- Born: 1975 (age 50–51) Uganda
- Citizenship: Uganda
- Education: Makerere University (Bachelor of Science) University of Manchester (Master of Business Administration) Chartered Institute of Management Accountants (Member, Chartered Institute of Management Accountants)
- Occupations: Accountant and business administrator
- Years active: 1990–present
- Title: Permanent secretary in the Uganda Ministry of Trade, Industry and Cooperatives
- Spouse: Victor Francis Busuulwa

= Geraldine Ssali Busuulwa =

Ugandan accountant and business administrator

Geraldine Ssali Busuulwa is a Ugandan accountant and business administrator. She served as the permanent secretary in the Uganda Ministry of Trade, Industry and Cooperatives after getting appointed on the 15th of July 2021.

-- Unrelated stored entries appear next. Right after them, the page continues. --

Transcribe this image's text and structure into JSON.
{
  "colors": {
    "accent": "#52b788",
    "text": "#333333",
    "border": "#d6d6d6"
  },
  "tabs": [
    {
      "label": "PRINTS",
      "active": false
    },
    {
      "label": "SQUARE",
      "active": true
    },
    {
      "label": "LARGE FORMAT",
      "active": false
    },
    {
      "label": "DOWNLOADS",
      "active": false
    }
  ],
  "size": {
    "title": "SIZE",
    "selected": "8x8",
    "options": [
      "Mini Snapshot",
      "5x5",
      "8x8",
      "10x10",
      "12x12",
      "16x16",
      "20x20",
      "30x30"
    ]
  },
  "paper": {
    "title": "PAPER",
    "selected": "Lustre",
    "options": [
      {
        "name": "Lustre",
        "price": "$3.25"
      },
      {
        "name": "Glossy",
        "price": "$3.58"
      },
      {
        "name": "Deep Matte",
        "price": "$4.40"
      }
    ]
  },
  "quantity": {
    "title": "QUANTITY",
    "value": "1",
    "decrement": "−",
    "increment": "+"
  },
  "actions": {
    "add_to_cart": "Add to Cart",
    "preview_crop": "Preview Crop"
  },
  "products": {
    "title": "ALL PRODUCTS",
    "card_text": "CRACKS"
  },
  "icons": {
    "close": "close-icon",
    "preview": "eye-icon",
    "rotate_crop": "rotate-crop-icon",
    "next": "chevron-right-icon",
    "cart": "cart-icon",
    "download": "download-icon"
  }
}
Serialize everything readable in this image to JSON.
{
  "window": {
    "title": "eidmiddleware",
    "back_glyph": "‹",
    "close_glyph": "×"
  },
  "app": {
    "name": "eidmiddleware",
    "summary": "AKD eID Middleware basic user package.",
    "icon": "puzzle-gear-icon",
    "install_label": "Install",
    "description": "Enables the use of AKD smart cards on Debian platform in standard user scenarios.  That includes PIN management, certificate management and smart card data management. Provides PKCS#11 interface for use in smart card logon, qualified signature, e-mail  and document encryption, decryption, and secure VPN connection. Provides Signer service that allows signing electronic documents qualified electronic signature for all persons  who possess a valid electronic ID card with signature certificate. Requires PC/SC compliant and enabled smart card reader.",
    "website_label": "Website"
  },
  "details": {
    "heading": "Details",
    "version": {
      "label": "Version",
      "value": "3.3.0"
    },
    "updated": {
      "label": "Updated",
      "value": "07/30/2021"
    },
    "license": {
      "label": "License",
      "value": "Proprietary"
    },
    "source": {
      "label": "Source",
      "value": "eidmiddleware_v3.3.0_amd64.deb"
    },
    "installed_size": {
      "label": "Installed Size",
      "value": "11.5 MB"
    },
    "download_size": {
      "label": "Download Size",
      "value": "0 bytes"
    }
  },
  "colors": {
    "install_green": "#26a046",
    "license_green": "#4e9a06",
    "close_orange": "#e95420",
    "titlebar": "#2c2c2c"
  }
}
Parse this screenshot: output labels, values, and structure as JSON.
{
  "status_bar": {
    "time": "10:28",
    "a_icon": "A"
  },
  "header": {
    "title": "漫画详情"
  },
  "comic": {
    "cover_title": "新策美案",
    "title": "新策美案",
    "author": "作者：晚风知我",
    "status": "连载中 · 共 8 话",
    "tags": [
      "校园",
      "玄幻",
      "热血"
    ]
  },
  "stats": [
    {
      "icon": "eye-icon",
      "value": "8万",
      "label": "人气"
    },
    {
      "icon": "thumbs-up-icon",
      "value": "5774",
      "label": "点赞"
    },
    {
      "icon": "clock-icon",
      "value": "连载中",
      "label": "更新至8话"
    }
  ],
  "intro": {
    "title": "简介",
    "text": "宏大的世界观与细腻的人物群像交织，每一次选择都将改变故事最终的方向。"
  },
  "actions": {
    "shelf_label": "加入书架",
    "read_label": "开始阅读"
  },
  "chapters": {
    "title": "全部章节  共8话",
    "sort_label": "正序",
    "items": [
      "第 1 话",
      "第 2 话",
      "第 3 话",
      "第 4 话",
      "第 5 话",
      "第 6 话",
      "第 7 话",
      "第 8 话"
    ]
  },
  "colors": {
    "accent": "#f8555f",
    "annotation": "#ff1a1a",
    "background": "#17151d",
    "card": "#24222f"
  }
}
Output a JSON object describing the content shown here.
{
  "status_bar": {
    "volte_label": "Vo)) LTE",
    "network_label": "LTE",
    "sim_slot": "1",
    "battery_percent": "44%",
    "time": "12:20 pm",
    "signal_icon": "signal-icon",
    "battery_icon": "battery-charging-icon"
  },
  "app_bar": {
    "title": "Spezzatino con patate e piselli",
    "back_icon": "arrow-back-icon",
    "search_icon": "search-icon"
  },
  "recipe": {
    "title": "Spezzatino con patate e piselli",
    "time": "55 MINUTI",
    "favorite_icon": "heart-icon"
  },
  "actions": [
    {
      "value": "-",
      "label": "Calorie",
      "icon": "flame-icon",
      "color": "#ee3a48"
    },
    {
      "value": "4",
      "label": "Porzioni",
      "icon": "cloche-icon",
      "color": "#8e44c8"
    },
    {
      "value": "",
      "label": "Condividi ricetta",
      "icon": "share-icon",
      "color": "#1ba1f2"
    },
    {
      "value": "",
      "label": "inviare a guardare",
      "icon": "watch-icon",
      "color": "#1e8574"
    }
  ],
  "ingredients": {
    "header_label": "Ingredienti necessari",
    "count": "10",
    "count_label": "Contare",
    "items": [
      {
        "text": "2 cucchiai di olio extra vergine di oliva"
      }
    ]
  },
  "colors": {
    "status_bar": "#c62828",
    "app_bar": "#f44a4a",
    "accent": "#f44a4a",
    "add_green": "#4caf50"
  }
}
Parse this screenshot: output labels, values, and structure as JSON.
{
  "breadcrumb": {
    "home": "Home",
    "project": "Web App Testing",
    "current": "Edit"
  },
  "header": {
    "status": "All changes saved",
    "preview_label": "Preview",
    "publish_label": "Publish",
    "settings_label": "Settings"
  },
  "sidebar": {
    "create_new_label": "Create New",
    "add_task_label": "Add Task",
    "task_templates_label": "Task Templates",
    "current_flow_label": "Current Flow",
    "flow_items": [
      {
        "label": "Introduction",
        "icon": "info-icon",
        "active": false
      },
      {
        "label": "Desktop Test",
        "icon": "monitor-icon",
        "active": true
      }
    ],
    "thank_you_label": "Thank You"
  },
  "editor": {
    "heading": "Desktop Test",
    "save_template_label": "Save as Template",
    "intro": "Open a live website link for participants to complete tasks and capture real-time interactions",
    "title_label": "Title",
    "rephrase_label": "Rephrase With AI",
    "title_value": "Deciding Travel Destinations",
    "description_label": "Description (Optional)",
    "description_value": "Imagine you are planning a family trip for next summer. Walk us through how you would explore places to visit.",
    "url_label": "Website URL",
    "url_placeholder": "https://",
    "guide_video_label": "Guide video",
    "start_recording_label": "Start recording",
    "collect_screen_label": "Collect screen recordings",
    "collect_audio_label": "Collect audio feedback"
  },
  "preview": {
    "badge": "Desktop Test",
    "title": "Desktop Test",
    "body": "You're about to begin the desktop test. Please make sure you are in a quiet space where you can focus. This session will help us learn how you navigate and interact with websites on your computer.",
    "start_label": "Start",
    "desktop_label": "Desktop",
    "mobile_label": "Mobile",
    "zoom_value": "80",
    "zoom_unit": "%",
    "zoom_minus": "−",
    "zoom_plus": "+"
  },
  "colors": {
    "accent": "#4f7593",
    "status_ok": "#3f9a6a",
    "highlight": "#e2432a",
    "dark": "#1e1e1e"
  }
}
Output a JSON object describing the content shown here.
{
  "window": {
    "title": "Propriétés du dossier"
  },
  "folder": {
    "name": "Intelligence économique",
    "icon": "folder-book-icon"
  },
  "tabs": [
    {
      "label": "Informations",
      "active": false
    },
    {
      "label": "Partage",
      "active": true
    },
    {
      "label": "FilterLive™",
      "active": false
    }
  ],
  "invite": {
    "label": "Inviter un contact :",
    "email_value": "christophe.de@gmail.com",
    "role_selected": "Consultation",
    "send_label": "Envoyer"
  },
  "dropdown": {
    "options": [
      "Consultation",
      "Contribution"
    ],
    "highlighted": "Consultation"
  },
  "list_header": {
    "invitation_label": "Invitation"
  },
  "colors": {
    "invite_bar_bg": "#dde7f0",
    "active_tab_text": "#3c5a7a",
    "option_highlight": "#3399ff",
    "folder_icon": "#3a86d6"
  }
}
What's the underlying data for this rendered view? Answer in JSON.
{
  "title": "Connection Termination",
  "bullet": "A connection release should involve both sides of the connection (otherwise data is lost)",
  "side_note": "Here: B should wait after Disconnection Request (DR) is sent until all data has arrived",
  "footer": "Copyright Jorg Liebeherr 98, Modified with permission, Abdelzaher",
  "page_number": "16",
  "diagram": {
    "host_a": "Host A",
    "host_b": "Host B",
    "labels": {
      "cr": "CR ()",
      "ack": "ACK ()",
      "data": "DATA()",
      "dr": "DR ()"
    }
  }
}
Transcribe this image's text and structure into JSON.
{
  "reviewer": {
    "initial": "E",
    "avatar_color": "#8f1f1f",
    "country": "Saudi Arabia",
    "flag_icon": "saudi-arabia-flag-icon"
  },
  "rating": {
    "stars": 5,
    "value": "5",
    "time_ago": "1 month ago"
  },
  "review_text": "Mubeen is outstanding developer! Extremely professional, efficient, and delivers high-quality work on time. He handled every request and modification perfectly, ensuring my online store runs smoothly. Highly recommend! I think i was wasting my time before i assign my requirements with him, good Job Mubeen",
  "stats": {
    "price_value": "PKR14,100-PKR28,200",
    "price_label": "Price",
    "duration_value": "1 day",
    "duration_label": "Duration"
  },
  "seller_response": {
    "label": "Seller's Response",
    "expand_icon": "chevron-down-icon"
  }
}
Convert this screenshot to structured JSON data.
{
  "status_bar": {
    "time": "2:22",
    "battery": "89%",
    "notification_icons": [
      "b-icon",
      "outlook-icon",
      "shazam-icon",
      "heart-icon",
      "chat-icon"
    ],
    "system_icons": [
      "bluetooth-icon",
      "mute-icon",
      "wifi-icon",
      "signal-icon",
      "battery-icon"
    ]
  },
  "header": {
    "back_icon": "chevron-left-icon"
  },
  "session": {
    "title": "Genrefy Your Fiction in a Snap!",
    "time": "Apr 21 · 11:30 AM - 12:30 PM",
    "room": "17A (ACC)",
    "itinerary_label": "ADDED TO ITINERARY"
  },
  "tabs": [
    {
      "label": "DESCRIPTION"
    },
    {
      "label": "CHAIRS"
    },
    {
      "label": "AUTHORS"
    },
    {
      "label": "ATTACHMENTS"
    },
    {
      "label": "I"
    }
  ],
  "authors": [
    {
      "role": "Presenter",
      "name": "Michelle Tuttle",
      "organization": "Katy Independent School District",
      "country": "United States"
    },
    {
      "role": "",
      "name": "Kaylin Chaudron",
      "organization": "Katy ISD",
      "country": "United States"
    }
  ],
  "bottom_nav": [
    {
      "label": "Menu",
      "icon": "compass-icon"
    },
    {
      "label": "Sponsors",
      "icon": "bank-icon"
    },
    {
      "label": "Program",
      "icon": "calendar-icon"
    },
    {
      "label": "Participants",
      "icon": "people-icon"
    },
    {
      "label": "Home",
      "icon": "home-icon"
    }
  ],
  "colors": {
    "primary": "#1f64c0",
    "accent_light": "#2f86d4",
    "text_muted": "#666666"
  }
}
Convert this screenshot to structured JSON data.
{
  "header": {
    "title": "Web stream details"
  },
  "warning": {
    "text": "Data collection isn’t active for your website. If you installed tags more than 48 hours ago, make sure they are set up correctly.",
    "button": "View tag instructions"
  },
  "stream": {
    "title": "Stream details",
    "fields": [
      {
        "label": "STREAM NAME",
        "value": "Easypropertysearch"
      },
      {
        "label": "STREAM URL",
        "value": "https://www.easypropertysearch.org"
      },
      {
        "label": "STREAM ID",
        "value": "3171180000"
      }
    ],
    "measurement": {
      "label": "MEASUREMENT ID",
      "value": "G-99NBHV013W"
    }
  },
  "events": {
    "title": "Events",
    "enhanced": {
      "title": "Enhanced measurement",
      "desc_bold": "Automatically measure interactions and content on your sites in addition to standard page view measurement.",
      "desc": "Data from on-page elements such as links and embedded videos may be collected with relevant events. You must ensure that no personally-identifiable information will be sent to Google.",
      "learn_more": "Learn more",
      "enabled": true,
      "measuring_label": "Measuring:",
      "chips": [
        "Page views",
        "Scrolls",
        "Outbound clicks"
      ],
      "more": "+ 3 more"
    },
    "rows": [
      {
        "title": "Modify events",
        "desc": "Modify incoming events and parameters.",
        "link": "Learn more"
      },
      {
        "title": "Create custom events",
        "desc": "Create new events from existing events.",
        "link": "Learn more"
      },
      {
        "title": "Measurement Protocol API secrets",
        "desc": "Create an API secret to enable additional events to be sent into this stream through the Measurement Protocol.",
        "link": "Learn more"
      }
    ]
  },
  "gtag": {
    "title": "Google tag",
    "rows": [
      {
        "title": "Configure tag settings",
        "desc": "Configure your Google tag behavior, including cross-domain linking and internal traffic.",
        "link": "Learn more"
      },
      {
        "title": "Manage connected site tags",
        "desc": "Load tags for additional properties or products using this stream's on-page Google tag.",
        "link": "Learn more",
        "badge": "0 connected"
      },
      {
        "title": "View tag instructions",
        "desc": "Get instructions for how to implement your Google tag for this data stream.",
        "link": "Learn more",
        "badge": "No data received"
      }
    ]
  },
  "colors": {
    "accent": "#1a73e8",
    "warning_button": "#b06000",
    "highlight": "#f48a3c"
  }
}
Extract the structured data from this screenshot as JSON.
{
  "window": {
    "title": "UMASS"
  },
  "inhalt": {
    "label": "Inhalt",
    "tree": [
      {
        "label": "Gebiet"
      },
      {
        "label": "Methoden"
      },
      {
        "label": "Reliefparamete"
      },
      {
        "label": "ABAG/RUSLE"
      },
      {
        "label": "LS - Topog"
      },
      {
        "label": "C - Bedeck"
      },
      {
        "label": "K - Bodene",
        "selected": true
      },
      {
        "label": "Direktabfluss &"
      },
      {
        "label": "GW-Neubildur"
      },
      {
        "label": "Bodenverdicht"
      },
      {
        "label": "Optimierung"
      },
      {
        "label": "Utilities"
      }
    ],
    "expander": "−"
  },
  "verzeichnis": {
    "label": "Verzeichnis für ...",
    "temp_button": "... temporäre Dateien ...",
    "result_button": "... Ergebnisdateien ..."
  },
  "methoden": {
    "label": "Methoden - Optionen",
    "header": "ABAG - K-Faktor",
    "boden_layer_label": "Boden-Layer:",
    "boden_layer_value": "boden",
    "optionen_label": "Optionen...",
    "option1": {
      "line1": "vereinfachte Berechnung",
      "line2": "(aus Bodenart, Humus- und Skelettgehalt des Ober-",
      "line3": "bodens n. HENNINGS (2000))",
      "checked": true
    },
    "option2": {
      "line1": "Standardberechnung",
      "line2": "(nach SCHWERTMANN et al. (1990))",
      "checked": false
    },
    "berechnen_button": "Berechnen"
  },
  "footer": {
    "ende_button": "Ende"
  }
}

Before that, she served as the Deputy managing director of the National Social Security Fund (Uganda) (NSSF Uganda) from 20 March 2011, until 29 October 2017. She was first appointed to that position on 20 March 2011 by Finance Minister Syda Bbumba. On 29 October 2014, she was re-appointed to the same position after ten months when she served as Acting managing director.

==Education==
She was born in Lubaga Hospital to Agnes Ssali and Gerald Ssali, circa 1975. She attended Gayaza High School for her pre-university education. She studied at Makerere University, Uganda's oldest and largest public university, graduating with a Bachelor of Science degree in mathematics, statistics, and economics. She also holds a Master of Business Administration degree from Manchester Business School. She is a professional accountant and is a member of the Chartered Institute of Management Accountants.

==Work experience==
Before her employment by NSSF Uganda, in March 2011, she worked as head of the Directorate of Management, in Her Majesty's Treasury in the United Kingdom. She served as deputy managing director of NSSF Uganda from 20 March 2011 until 31 December 2013. On that day the employment contract of Richard Byarugaba, the managing director expired and was not immediately renewed. Busuulwa was promoted to acting managing director (MD) while a search for a substantive MD was conducted. After a ten-month search, Byarugaba was re-appointed to his former post and Busuulwa was reappointed as his deputy.

In October 2017, the then Uganda Minister of Finance, Matia Kasaija, declined to renew Busuulwa's contract, following the board's recommendation. The board cited "less-than-satisfactory performance", during her tenure. She was replaced by Patrick Ayota, previously the head of finance at NSSF Uganda, from 2010 until 2017.